Why video matters for community and specialist sport
Broadcasting is sometimes thought of as simply putting a camera at a game. In reality, video can do much more than that.

For clubs and leagues, it helps build profile and identity. It gives teams content to share, moments to celebrate and a way to recognise the people involved. It can make players feel valued and help competitions look more professional.

For athletes, video creates visibility. Their performances can be seen by family, friends, coaches, selectors, sponsors and future opportunities. It also gives athletes material they can use for highlights, development, promotion and reflection.

For families and supporters, video keeps people connected. Parents, grandparents, friends, former players, travelling supporters and community members can still follow the action, even when they cannot attend.

For sponsors and partners, video creates more value around an event or competition. It gives brands more ways to be seen and associated with the sport, whether through live coverage, replay access, highlights, social content or event packages.

For the sport itself, video helps create a record. It captures the effort, stories and milestones that may otherwise only be remembered by the people who were there on the day.

Community sport has the stories people want to see
Community, emerging and specialist sports have powerful stories to tell. Their audiences may be more local, more connected and more personally invested than those of larger professional competitions. The people watching are often parents, families, teammates, clubs, volunteers, sponsors, selectors and future participants.

For these sports, video does not need to look like traditional television to be valuable. A live stream, on-demand replay, short highlight package, athlete feature or event archive can all help a sport reach more people, celebrate its participants and build a stronger digital presence.

That is the real opportunity. Video coverage can be practical, scalable and tailored. It can start with one event or one competition.

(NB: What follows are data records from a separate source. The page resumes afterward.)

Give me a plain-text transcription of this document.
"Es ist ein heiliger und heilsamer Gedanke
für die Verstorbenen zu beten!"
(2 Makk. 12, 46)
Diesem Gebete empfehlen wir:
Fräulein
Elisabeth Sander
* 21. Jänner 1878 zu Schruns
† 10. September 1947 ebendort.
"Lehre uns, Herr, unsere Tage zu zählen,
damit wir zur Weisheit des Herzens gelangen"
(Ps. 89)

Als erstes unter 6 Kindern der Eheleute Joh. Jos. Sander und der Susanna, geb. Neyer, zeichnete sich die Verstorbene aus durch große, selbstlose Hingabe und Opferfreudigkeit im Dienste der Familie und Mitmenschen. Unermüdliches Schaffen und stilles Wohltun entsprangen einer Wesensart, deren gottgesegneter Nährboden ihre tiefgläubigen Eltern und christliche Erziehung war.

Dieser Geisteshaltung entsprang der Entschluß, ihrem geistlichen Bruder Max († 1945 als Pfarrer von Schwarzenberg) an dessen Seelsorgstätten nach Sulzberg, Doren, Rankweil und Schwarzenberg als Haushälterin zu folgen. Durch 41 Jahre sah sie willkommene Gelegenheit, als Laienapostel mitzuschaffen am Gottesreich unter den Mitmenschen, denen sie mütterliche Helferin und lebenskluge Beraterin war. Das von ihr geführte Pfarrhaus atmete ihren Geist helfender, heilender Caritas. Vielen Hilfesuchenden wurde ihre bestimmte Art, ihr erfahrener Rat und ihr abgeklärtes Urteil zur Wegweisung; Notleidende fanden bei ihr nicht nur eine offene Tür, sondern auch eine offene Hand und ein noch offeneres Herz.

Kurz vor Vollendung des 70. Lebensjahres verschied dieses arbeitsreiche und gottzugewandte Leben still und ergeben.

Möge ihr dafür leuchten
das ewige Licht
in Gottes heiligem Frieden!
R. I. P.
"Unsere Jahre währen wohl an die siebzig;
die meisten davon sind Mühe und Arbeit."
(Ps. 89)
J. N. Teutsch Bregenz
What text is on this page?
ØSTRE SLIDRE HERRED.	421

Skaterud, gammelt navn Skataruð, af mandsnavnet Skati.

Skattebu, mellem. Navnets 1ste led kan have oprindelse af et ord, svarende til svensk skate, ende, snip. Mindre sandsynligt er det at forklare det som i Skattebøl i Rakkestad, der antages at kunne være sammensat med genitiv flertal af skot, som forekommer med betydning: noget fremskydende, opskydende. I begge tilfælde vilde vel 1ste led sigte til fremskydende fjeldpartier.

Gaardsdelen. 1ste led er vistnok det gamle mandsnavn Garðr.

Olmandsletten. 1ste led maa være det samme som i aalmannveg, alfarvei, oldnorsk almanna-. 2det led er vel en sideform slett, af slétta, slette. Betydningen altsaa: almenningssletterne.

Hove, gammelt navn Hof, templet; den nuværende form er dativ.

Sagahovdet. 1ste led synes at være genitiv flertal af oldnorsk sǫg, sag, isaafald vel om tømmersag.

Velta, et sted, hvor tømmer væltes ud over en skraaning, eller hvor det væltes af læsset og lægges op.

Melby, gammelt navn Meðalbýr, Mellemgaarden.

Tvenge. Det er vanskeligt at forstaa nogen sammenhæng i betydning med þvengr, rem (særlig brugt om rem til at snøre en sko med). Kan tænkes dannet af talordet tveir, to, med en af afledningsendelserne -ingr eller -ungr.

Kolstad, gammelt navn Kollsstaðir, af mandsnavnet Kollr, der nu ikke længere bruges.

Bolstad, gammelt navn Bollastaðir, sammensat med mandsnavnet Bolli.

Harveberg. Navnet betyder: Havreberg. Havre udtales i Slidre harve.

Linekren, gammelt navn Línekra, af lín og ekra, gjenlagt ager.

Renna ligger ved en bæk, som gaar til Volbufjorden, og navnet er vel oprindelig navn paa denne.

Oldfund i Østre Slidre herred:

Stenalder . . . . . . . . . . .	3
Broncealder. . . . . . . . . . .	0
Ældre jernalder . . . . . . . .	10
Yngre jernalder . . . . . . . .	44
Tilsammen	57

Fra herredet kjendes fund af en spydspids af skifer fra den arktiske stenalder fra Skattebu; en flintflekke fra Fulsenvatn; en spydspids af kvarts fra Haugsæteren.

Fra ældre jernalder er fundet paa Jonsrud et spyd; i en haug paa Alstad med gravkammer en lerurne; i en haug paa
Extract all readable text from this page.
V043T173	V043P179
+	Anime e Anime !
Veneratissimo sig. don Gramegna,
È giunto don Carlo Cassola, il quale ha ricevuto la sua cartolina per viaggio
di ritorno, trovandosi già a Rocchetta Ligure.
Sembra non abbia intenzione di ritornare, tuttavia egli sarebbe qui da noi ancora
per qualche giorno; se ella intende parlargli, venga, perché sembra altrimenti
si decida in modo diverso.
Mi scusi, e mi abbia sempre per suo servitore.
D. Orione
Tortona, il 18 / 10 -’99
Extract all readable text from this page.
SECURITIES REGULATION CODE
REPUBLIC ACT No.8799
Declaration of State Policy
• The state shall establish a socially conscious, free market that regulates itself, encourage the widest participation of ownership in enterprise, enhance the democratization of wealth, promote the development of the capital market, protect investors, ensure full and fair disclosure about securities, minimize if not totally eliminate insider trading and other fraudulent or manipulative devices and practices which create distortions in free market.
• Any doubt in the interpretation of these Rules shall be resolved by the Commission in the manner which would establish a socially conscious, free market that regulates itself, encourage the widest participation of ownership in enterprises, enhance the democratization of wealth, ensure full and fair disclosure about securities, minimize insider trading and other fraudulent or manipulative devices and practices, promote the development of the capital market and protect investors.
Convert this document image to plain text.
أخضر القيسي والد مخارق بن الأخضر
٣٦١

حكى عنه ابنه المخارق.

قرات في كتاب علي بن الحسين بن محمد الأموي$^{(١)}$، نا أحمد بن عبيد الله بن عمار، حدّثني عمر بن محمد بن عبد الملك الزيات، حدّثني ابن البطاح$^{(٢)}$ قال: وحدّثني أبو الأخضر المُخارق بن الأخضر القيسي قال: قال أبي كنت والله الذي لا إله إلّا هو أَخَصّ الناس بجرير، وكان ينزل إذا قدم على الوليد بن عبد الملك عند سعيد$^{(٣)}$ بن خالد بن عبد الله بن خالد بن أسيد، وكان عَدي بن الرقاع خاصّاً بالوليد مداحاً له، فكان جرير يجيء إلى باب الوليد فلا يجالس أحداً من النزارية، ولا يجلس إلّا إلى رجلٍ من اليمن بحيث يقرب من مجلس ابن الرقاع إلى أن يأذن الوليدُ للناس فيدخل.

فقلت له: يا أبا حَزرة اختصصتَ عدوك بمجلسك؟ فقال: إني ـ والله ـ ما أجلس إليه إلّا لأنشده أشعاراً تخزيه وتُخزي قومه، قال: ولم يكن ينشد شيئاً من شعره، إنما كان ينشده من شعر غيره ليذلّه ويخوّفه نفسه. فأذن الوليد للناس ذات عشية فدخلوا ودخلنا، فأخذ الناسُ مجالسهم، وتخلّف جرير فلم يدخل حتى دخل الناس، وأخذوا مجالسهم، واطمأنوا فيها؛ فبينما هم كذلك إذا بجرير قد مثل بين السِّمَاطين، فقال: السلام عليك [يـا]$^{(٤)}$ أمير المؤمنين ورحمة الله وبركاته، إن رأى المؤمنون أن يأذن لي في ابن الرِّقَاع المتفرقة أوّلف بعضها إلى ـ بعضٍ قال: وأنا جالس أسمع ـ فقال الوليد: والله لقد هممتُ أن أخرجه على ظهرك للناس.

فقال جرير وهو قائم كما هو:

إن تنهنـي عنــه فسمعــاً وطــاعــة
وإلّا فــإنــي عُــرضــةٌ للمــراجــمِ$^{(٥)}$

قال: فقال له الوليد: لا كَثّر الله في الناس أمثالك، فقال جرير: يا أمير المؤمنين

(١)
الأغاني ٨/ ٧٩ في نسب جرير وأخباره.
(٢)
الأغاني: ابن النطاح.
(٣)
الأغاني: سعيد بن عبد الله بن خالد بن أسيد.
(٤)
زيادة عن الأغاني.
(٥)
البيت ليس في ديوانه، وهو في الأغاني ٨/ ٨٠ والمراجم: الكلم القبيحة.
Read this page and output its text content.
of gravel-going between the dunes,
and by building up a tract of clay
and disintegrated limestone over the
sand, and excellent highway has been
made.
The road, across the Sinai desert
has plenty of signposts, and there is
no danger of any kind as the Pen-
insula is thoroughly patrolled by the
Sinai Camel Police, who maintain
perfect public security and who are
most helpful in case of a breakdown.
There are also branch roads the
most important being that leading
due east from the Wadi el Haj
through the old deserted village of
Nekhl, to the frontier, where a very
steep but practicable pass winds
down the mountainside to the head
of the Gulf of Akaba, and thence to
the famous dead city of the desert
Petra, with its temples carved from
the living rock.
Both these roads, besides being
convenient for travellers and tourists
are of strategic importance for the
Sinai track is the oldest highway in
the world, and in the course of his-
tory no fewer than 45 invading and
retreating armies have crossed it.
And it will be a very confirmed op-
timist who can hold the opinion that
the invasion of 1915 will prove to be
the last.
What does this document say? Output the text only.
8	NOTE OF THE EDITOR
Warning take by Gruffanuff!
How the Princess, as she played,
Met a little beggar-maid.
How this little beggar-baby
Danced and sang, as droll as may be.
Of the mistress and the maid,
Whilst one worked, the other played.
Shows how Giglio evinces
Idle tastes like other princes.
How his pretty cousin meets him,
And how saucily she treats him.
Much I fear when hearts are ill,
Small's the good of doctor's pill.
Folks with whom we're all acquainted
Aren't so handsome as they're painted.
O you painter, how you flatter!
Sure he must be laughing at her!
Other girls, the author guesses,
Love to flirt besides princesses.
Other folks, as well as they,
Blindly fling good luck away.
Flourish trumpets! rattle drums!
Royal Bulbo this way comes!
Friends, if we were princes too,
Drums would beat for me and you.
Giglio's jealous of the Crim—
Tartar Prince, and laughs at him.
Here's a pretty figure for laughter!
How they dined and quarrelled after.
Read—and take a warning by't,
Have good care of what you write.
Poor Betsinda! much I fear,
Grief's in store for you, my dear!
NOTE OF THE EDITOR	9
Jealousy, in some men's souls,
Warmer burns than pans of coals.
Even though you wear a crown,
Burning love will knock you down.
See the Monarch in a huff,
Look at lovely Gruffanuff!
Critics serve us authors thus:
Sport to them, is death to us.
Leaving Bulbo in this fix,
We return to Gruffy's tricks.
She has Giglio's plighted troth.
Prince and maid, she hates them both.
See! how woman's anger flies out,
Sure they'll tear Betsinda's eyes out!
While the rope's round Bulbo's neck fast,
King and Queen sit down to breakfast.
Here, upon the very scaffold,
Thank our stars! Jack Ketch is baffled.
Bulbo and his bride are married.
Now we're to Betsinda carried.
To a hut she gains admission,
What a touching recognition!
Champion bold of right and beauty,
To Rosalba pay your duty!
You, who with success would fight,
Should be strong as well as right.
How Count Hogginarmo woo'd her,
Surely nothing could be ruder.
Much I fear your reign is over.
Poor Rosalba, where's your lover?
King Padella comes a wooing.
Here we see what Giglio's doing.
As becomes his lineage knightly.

It can grow over time. It can support participation, recognition, sponsorship, communication and revenue.

How My Sport Live helps
My Sport Live helps sporting organisations turn their events into accessible video content. That may include live streaming, filming, on-demand replays, pay-per-view access, subscription access, highlights, sponsor integration, event coverage and platform support.

We work with sports of all sizes to create coverage that is practical, accessible and useful for their audience. That may be a single event, a full season, finals coverage, a representative tournament, a national championship or a longer-term content plan.

We also understand the operational side of community sport. Many organisations are run by small teams, volunteers or administrators who are already stretched. Our role is to help simplify the production process and create content that gives value back to the sport.

For My Sport Live, the goal is not simply to film sport. The goal is to help more sports be seen, remembered and valued.